A harmonia, eis o crivo perfeito da Natureza... Desde os inícios tem sido assim; quer-se encontrar provas da existência de um Ser Superior que esteja no além, entretanto defrontam o inextinguível nas raízes abstratas donde isso possa ter vindo certa feita. Exatidão suprema, luz a mais intensa, os olhos brilhantes do firmamento, o silêncio vago das noites, manuscritos sucessivos que, logo ali, sobrevoam de volta o senso das alturas e trazem consigo as mesmas indagações. São tratados incontáveis, crenças, condições... De tão evidentes, nem se mostram só pela mera força do querer, dos caprichos, da sorte. As religiões anímicas detêm diversas as formas dessa fonte inesgotável nos seus tantos deuses espalhados nas muitas engrenagens que movimentam o Universo inteiro. Orixás das várias nuances percorrem os ritos mágicos, a demonstrar contexturas transcendentais naquilo que buscam demonstrar nos rituais soturnos. Energia. Energias. Fontes vivas do quanto existe entre os céus e a Terra.
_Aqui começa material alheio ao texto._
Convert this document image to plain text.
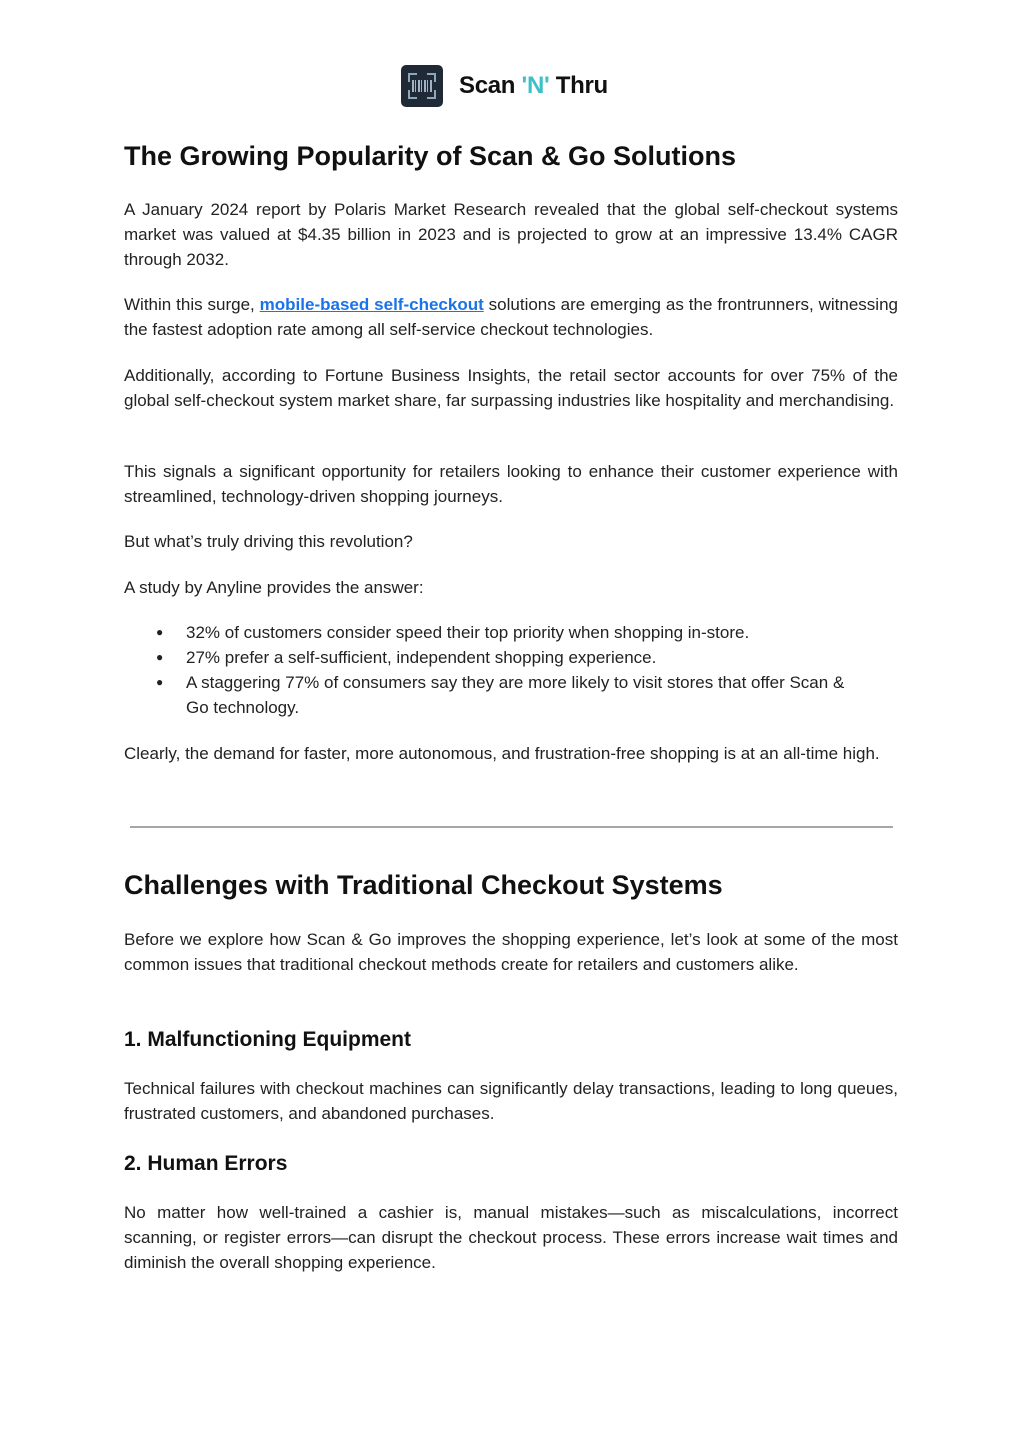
Scan 'N' Thru
The Growing Popularity of Scan & Go Solutions

A January 2024 report by Polaris Market Research revealed that the global self-checkout systems market was valued at $4.35 billion in 2023 and is projected to grow at an impressive 13.4% CAGR through 2032.

Within this surge, mobile-based self-checkout solutions are emerging as the frontrunners, witnessing the fastest adoption rate among all self-service checkout technologies.

Additionally, according to Fortune Business Insights, the retail sector accounts for over 75% of the global self-checkout system market share, far surpassing industries like hospitality and merchandising.

This signals a significant opportunity for retailers looking to enhance their customer experience with streamlined, technology-driven shopping journeys.

But what’s truly driving this revolution?

A study by Anyline provides the answer:

● 32% of customers consider speed their top priority when shopping in-store.
● 27% prefer a self-sufficient, independent shopping experience.
● A staggering 77% of consumers say they are more likely to visit stores that offer Scan & Go technology.

Clearly, the demand for faster, more autonomous, and frustration-free shopping is at an all-time high.

Challenges with Traditional Checkout Systems

Before we explore how Scan & Go improves the shopping experience, let’s look at some of the most common issues that traditional checkout methods create for retailers and customers alike.

1. Malfunctioning Equipment

Technical failures with checkout machines can significantly delay transactions, leading to long queues, frustrated customers, and abandoned purchases.

2. Human Errors

No matter how well-trained a cashier is, manual mistakes—such as miscalculations, incorrect scanning, or register errors—can disrupt the checkout process. These errors increase wait times and diminish the overall shopping experience.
Enquanto que, junto de nós, a valer definições profundas, imperam fenômenos inigualáveis de poder ao fragor dos que veem pela imaginação a olhos vistos. Dar-se conta dos seres que movem o mundo em fagulhas próprias, das maiores às diminutas, ciência universal que preenche conceitos e dogmas de um a um, nas doutrinas, nos parlamentos, motivo suficiente de sustentar as bordas nas existências ocasionais, durante o quanto sejam pertinentes. Nisso, contudo, entremeiam de claridade as limitações humanas, seus afazeres e códigos, ao sabor das individualidades. Nem por isso, face a tanto, estagnam as longas histórias. Palavras falam disso. Dos acordes de tardes siderais. No sorriso das crianças. Na simplicidade das coisas simples. Transes e lembranças infindáveis ser-se-iam marcas indeléveis nas cores, nos astros, nos sonhos. Disto, despertam os sentimentos que alimentavam as horas dos segredos guardados. Vozes sussurradas apenas segredam aos corações aquilo que sempre aguardaram silenciosas as certezas da Perfeição.
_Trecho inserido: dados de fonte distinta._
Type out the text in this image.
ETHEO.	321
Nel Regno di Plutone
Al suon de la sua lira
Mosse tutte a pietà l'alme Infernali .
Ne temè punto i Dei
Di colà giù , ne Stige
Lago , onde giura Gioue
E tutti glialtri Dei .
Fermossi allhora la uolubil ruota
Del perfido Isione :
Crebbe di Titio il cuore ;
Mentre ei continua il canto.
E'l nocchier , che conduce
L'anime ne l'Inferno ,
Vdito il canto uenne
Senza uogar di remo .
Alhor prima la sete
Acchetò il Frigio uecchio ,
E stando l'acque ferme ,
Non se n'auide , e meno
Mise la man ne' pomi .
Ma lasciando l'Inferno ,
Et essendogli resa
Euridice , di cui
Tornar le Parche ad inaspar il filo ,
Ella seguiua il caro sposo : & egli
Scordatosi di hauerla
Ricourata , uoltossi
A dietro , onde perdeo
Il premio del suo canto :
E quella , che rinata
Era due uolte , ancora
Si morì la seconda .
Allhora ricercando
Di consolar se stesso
sábado, 10 de janeiro de 2026

As árvores sentem saudade



Tal os animais, imagino que as árvores também sentem saudade. Soberanas vezes a gente pode comprovar isto. Dos animais, ninguém duvida, basta criar e acompanhar algum tempo. Vezes sem conta, após longos itinerários, lá de novo conosco se encontram e fazem festa de causar espanto. Alguns até, dizem ser mais sinceros do que os racionais, apesar destes também serem do mesmo reinado. Quis usar, no título, uma interrogação. Mas a escrita se propõe responder e não querer resposta.

Mesmo assim, face aos desmatamentos generalizados da atualidade, isto pelo mundo inteiro, mormente nos países onde ainda existem florestas, creio existir algum apego das árvores com as pessoas. Nisso me veio à lembrança um tempo em que vivi com meus irmãos e meus pais numa casa de área espaçosa em volta, no Bairro Pinto Madeira, em Crato. Nesse terreno existiam nove mangueiras, de famílias diferentes, a maioria manga espada. Moramos ali durante aproximados dez anos. Juntamente com os meninos da vizinhança, desfrutávamos a valer daquelas sombras em brincadeiras, longas conversas e descanso do meio-dia. A safra era o melhor tempo. Frutas a valer. Abusávamos de tanto chupar as mangas doces e deliciosas.

Lá adiante, meu pai construiria nossa casa própria nas imediações, inícios dos anos 60. Não posso assegurar, porém avalio que eu e a meninada da redondeza sofremos com a distância imposta às mangueiras, só que me vejo sem instrumentos de calcular o sofrimento das árvores no sentido contrário, elas a nós. Testemunho, no entanto, que duraram pouco tempo vivas. Secaram quase na mesma época, poucos anos depois. Foram murchando a folhagem. Ressecavam, deixando à mostra as galhas vazias ao Sol.

Bom, na verdade, são meras cogitações literárias de que haja sentimento fora dos seres humanos, isto noutros seres vivos, das árvores aos animais irracionais. Doutro jeito, eles têm quase tudo o que temos, apesar de menos drásticos nas suas atitudes.

(Ilustração: A árvore solitária, de Caspar David Friedrich).